Les théories du fonctionnement social

Derrière ces différentes catégories de facteurs, parfois antagonistes, archéologues et historiens utilisent, explicitement ou non, des modèles encore plus globaux. Longtemps a dominé dans les sciences humaines et sociales une vision évolutionniste et linéaire de l'histoire, qui paraissait même frappée du coin du bon sens : de même que l'enfant devient adulte, les sociétés humaines seraient passées des formes les plus simples pour développer des formes de plus en plus complexes, dont l'ultime aboutissement était bien sûr la société industrielle occidentale. Cette théorie, déjà présente chez Condorcet, se retrouve au xixe siècle chez Morgan, Marx et Engels (qui ont recours de manière importante à la préhistoire) et sera développée par de nombreux ethnologues. Déconsidéré un temps par les approches exclusivement synchroniques du structuralisme, l'évolutionnisme, sous des formes beaucoup plus élaborées, a de nouveau droit de cité intellectuel, pour l'essentiel avec des ethnologues qui se fondent sur les données de l'archéologie et sont à leur tour utilisés par les archéologues, comme Marshall Sahlins aux États-Unis ou Alain Testart et Maurice Godelier en France.

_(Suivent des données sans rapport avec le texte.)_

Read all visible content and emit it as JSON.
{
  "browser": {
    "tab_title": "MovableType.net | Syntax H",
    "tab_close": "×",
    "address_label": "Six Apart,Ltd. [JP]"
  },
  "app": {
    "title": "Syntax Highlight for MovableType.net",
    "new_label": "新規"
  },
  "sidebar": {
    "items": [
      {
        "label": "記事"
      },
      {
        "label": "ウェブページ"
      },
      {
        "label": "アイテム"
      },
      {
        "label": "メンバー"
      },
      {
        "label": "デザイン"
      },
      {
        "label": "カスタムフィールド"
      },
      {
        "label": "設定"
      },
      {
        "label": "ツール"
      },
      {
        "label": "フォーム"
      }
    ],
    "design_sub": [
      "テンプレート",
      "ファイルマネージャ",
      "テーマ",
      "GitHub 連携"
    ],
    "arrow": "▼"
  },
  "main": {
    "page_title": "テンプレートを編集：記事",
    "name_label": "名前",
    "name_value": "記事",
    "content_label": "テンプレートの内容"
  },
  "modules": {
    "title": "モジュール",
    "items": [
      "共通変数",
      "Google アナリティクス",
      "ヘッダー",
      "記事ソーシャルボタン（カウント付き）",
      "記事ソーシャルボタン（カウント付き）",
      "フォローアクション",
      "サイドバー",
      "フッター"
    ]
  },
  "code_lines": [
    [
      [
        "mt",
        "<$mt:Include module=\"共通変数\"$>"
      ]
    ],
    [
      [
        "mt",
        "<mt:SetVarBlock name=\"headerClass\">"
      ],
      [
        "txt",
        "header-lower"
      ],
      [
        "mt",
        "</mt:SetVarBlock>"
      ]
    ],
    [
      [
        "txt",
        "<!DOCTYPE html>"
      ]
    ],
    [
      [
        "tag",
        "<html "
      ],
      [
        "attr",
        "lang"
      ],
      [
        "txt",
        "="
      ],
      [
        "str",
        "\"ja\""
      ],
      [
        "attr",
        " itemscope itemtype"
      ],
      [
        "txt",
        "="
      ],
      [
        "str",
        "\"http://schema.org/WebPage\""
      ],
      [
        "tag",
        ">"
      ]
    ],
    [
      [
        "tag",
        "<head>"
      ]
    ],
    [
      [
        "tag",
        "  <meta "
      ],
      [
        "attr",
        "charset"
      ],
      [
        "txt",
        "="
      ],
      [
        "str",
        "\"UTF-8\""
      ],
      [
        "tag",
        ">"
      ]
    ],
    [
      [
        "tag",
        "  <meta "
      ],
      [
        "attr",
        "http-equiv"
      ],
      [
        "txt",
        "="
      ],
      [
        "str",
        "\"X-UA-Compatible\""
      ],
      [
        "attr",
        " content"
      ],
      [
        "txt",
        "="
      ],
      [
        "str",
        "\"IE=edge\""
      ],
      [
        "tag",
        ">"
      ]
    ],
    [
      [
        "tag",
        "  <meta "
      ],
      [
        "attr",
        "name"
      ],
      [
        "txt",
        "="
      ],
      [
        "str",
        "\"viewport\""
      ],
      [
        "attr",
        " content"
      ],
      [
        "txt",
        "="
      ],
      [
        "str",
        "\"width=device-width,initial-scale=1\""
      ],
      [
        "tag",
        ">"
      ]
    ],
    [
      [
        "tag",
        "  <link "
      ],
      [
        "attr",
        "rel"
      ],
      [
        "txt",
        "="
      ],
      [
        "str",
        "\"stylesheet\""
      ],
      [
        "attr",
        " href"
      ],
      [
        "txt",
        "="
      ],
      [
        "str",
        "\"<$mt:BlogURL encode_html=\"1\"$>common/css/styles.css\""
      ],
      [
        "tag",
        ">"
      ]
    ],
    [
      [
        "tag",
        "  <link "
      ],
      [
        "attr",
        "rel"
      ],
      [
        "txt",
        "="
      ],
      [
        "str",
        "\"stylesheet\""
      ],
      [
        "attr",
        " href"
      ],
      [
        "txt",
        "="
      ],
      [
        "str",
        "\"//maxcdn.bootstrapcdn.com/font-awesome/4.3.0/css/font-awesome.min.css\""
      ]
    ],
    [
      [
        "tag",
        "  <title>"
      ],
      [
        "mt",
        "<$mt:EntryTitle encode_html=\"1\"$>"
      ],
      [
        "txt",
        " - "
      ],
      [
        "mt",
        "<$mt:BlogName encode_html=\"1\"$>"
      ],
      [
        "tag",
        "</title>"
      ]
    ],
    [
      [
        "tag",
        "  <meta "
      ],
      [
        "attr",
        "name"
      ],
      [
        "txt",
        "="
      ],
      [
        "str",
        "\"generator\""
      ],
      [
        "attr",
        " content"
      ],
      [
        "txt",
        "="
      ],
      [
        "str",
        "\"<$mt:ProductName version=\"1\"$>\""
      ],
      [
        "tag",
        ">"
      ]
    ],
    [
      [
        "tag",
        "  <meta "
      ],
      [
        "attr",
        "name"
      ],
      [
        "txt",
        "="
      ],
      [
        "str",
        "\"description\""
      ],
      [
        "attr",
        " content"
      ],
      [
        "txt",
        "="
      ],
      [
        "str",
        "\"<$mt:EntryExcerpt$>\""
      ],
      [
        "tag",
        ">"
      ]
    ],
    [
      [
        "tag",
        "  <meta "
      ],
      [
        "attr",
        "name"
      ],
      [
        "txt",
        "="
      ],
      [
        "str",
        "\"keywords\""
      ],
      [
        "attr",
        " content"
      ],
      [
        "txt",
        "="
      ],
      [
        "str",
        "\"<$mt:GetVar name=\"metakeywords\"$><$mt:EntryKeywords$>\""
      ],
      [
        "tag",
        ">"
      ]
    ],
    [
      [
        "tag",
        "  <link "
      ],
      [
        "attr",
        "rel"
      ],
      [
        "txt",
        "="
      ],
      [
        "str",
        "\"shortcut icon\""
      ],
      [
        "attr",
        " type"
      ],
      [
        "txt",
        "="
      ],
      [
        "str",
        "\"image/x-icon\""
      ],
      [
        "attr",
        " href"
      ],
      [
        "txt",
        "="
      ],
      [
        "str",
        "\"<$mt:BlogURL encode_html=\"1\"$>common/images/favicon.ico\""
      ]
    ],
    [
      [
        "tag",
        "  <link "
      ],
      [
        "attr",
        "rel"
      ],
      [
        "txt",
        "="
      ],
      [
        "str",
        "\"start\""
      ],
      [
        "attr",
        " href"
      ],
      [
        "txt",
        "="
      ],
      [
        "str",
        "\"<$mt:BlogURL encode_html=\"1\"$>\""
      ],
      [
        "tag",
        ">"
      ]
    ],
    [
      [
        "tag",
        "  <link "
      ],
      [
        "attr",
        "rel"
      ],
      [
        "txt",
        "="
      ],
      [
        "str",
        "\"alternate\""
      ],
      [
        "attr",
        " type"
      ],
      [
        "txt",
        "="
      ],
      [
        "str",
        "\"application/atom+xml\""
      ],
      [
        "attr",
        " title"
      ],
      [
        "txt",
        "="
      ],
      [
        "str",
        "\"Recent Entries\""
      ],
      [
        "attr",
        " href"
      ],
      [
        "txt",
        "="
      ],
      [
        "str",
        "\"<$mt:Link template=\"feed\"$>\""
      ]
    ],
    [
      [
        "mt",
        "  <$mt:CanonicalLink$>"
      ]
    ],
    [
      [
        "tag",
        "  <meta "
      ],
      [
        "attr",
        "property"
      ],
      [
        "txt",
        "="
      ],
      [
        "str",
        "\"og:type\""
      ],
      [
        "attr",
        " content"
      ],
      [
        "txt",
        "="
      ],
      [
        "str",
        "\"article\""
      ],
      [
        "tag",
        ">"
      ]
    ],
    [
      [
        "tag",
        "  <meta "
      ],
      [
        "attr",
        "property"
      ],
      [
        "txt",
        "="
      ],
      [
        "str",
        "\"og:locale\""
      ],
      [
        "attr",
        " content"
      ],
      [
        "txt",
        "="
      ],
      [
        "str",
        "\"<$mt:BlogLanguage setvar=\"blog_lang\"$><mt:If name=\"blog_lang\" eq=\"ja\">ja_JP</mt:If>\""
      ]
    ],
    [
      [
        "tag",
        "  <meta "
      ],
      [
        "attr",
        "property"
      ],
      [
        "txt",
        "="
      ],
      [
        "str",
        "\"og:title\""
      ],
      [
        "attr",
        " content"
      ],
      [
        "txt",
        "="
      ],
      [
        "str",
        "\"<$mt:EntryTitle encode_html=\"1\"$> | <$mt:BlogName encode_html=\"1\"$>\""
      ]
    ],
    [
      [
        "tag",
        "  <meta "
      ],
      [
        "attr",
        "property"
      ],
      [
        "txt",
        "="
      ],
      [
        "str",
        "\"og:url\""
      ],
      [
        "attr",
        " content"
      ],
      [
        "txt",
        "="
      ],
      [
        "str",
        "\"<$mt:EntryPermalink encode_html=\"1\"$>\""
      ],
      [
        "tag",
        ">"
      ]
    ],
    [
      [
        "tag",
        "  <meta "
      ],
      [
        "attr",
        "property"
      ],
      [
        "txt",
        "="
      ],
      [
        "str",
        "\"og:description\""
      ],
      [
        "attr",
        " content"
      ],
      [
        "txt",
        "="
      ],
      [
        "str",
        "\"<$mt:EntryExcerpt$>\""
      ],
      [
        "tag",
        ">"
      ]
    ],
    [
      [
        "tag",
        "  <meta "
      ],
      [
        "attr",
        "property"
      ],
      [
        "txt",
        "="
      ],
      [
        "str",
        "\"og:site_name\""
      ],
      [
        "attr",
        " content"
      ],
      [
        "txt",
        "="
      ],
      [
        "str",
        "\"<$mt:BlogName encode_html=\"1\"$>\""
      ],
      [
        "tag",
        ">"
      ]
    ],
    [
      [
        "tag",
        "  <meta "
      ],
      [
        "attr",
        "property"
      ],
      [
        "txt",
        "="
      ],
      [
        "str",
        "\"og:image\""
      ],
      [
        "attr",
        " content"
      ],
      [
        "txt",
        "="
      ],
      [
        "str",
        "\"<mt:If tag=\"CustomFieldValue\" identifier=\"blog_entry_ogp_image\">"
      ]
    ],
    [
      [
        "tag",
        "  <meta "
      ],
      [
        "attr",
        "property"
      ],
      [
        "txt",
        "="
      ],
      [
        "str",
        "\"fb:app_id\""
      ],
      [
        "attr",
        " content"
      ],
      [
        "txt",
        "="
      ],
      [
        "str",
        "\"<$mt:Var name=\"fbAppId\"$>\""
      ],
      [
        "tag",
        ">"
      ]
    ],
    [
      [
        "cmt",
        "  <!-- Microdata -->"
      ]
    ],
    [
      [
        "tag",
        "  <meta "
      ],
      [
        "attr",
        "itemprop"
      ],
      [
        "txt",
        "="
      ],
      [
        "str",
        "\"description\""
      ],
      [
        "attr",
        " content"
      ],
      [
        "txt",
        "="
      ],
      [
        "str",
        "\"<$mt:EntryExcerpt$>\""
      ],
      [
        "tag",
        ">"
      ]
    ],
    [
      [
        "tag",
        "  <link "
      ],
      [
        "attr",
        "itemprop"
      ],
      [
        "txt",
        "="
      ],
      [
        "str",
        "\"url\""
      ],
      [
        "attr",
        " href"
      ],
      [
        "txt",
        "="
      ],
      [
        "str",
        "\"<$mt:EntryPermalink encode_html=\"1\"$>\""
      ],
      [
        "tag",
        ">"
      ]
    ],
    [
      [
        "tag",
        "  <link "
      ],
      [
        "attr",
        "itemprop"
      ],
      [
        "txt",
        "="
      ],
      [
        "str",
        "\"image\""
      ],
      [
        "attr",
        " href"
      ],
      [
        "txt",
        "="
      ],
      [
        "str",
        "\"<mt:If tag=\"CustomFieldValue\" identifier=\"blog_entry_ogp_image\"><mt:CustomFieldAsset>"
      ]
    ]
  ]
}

En fait, s'il existe bien un développement global des sociétés humaines vers plus de complexité, ne serait-ce qu'en raison d'une démographie en constant accroissement, l'archéologie nous propose de nombreux exemples, sinon de « retours en arrière », du moins d'« effondrements » (pour reprendre un titre récent du chercheur américain Jared Diamond qui a popularisé ces réflexions) de sociétés passées pourtant très complexes, des Maya à Mycènes, et de l'Indus aux princes de Hallstatt. En mettant à part les causes extérieures (catastrophes naturelles, invasions, etc.), il semble bien que les sociétés aient souvent le « choix », même inconsciemment, de leur destin, que ces choix peuvent aboutir à ce que l'on a parfois appelé un « suicide écologique », comme pour l'île de Pâques et les Maya (et que certains prédisent pour nos propres sociétés), à des mouvements de révolte qui aboutissent à la restauration d'un ordre moins inégal, ou encore, en restant à un niveau descriptif, au retour à des formes socio-économiques moins surdimensionnées, comme pour la civilisation de l'Indus.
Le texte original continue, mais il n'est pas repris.